OWENSBORO, Ky. (AP) — For the members of the Macedonia Baptist Church Quilting Ministry, they weren’t going to allow the COVID-19 pandemic to end what was started about 15 years ago.

Judy Martin, who’s been with the group for about six years, said they have been able to produce quilts despite not being able to have their in-person meetings.

“We each have our jobs for making these quilts,” Martin said. “Like I usually make the tops for them, another lady would quilt them and we had another lady who put the binding on it and sew on the label. So we would meet each other in parking lots during this COVID and do a hand-off. We’re basically all connected still.”

The quilting ministry started small with Linda Ford and Sue Sublett.

Ford said the first quilts were sent to the Center for Courageous Kids in Scottsville, a nonprofit that “accepts seriously ill children who could not even be considered for other programs.”

“They wanted their beds to not look like hospital beds but like home,” Ford said.

Since then, the ministry has grown over the years, averaging about 20 members and meeting weekly on Tuesdays at the church in Owensboro.

The group has also expanded to donating quilts to other causes such as Hospice, homeless shelters and Care Net. And they’ve added quilts for veterans and fidget blankets for Alzheimer’s patients.

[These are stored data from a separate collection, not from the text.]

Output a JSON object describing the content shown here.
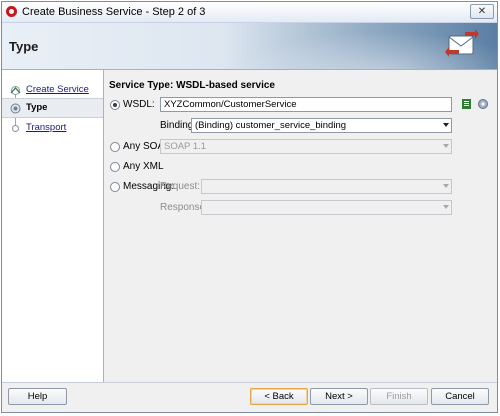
{
  "window": {
    "title": "Create Business Service - Step 2 of 3"
  },
  "header": {
    "title": "Type"
  },
  "nav": {
    "items": [
      {
        "label": "Create Service"
      },
      {
        "label": "Type"
      },
      {
        "label": "Transport"
      }
    ]
  },
  "form": {
    "service_type": "Service Type: WSDL-based service",
    "wsdl": {
      "label": "WSDL:",
      "value": "XYZCommon/CustomerService"
    },
    "binding": {
      "label": "Binding:",
      "value": "(Binding) customer_service_binding"
    },
    "any_soap": {
      "label": "Any SOAP:",
      "value": "SOAP 1.1"
    },
    "any_xml": {
      "label": "Any XML"
    },
    "messaging": {
      "label": "Messaging:"
    },
    "request": {
      "label": "Request:",
      "value": ""
    },
    "response": {
      "label": "Response:",
      "value": ""
    }
  },
  "buttons": {
    "help": "Help",
    "back": "< Back",
    "next": "Next >",
    "finish": "Finish",
    "cancel": "Cancel"
  }
}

“To us, a quilt provides comfort and warmth,” Martin said. “It’s also a great way to spread the ministry of Jesus Christ because we put labels on our quilts so they know where they come from. And if they need to reach out to somebody, they have a name of a caring church.”

Before joining the quilting ministry, Martin, a cancer survivor, said she was making throws for the Owensboro Health Mitchell Memorial Cancer Center. The group now makes quilts for the cancer center’s patients.

“It just struck me as I was receiving chemo, and while I was looking around, people were asking for blankets,” Martin said. “What they got was old, white hospital blankets. And I thought ‘wouldn’t it be nice if they had something bright, cheerful, more homey and comfy.’ ”

During the pandemic, the group also made face coverings and donated them to health care workers, churches and neighbors. If the group did receive any cash donations for the masks, the proceeds were given to the church’s food bank.

Barbara Kerchevall, who’s been a member for about eight years, estimated more than 2,500 masks were made through the ministry.

“I personally made over 650 and I know another lady who made more than I did,” Kerchevall said.

Kerchevall said the group has been having discussions about meeting again in-person, possibly as soon as sometime in March.

“Most of us are in the process of getting our vaccine,” said Kerchevall, who’s already received her booster. “After we all get the vaccine, we’ll feel more comfortable about getting together again.”

Along with gathering for their weekly quilt meetings again, the group hopes to have its quilt and craft show in November, which provides the funding for the quilts. COVID forced the cancellation of the 2020 show.

Kerchevall said anyone can join the group whether or not they sew or attend Macedonia. The group can be contacted through its Facebook page — www.facebook.com/mbcquilters.

“It’s just people who are interested in giving back,” Kerchevall said.